Here is some code from earlier: data1[1, 8] <- NA

  1. What happens if we replace NA with "NA"?

  2. How do we fix this?

More information on different data types in R and how to convert between them can be found here.

Base Plotting

While R can make sophisticated and publication quality charts, it can also be used for quick data visualizations. We usually use a set of functions that automatically come with an R installation, ‘base functions’. ‘Base plotting’ refers to functions that are part of base R used for plotting.

Here we are creating a histogram to look at data distribution of the ‘yield’ variable from data1 using a hist() function.

hist(data1$yield)

The boxplot() function in R is used to create a boxplot for the selected variables. In the code chunk below, a boxplot of yield for each replication is created, the xlab and ylab shows the title of x-axis and y-axis, respectively. The main=, provides the title to the graph.
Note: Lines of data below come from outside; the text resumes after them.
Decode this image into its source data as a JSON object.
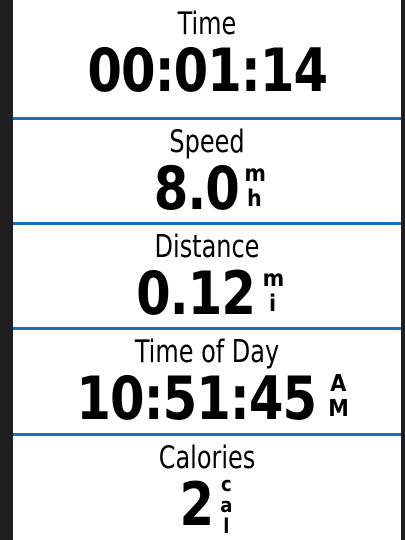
{
  "fields": [
    {
      "label": "Time",
      "value": "00:01:14",
      "unit_top": "",
      "unit_bottom": "",
      "unit_third": ""
    },
    {
      "label": "Speed",
      "value": "8.0",
      "unit_top": "m",
      "unit_bottom": "h",
      "unit_third": ""
    },
    {
      "label": "Distance",
      "value": "0.12",
      "unit_top": "m",
      "unit_bottom": "i",
      "unit_third": ""
    },
    {
      "label": "Time of Day",
      "value": "10:51:45",
      "unit_top": "A",
      "unit_bottom": "M",
      "unit_third": ""
    },
    {
      "label": "Calories",
      "value": "2",
      "unit_top": "c",
      "unit_bottom": "a",
      "unit_third": "l"
    }
  ],
  "colors": {
    "divider": "#1f6fb5",
    "frame": "#1e1e1e",
    "background": "#ffffff",
    "text": "#000000"
  }
}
boxplot(yield ~ trt, data = data1,
        main = "Yield Graph",
        xlab = "Rep",
        ylab = "Yield")

Pairwise plots are also useful ways to visualize information:

plot(data1$ears, data1$yield)  

Point plots can also be done a single variable:

plot(data1$yield)

The x-axis, “Index”, is the row index, i.e. the indexed position along the vector.

Barplots are also handy. data1 is suited for a barplot, but we can make a data set better for a barplot:

data1$yield_categories <- cut(data1$yield, 5) # break yield into 5 groups
totes <- as.data.frame(table(data1$yield_categories)) # count how many observations are in each group and convert to a data frame
totes # print object
          Var1 Freq
1 (0.823,2.24]   60
2  (2.24,3.65]   69
3  (3.65,5.05]   71
4  (5.05,6.46]   58
5  (6.46,7.88]   29
barplot(Freq ~ Var1, data = totes)

Note

Often, base plotting is only used for quick visualizations and it is not worth the effort to make them look pretty. However, they can be made publication quality. Search ?par to learn more about how to adjust and improve upon these plots.
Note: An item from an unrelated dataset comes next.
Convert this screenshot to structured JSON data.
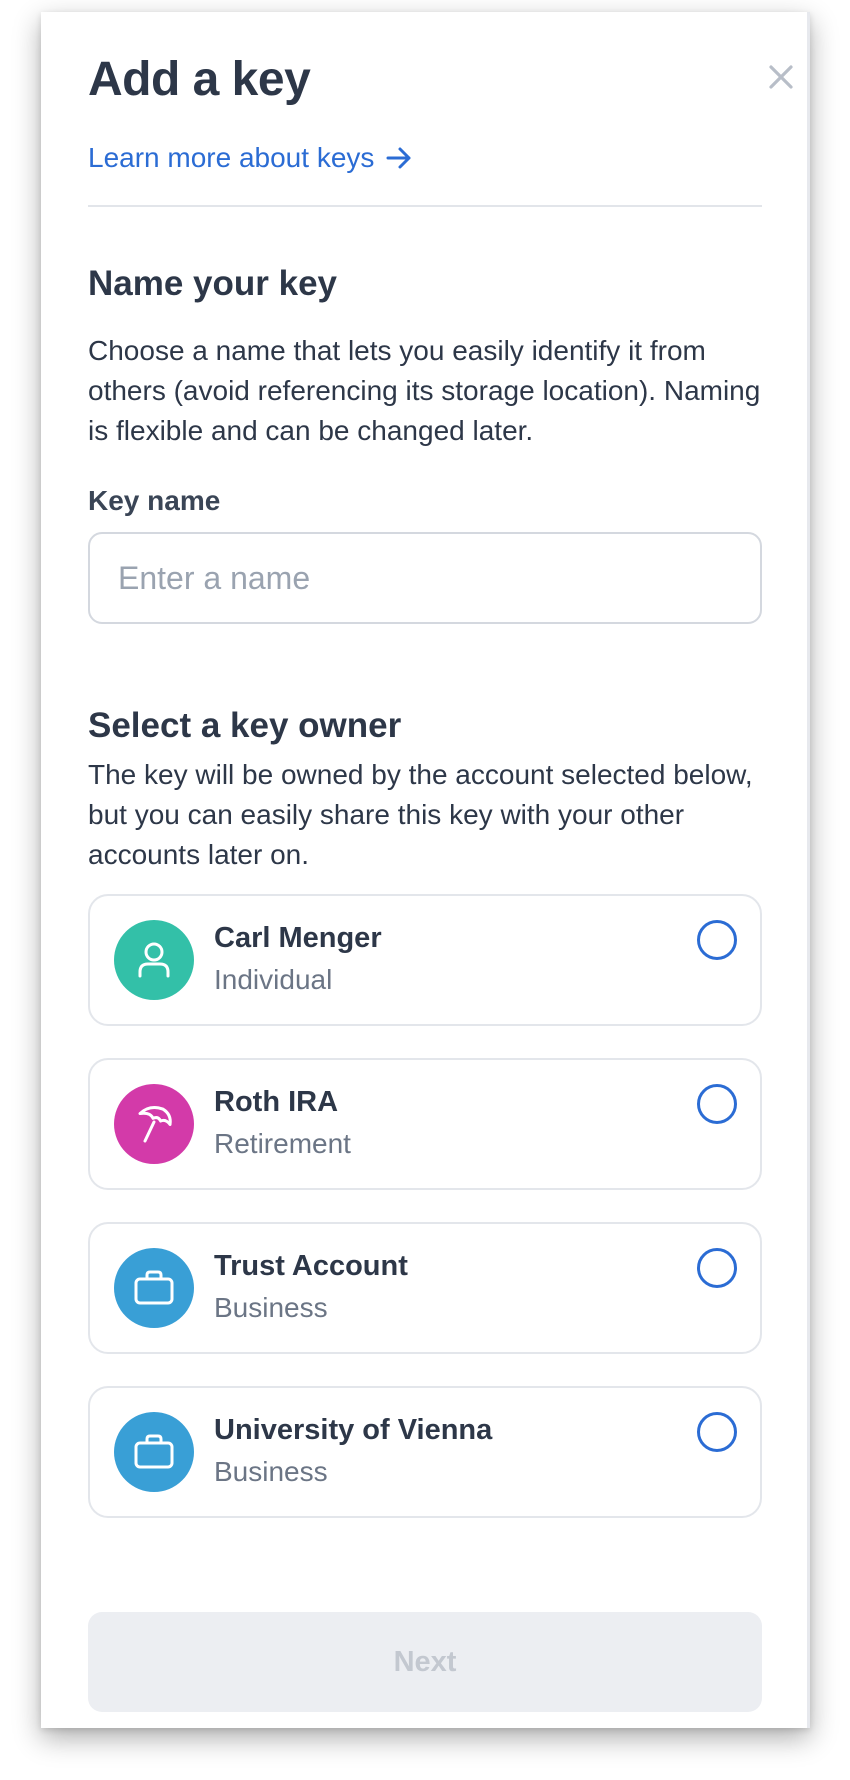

later in this workshop, we will absolutely be covering how to make publication quality plots with ggplot2 and related extensions.

  1. Calculate the inverse of yield from data1.

  2. Make a histogram of inverse yield

  3. Calculate relative percent yield by dividing all yield values by the mean yield and multipling it by 100. Do the equivalent action for ears.

  4. Make a pairwise plot (x-y plot) between relative percent ears and relative percent yield.

Putting it all together

Check the environment pane. These are the object you created during the session. This is where you will see all objects created, unless you have choosen to render the objects invisible by starting their object names with a ., a period.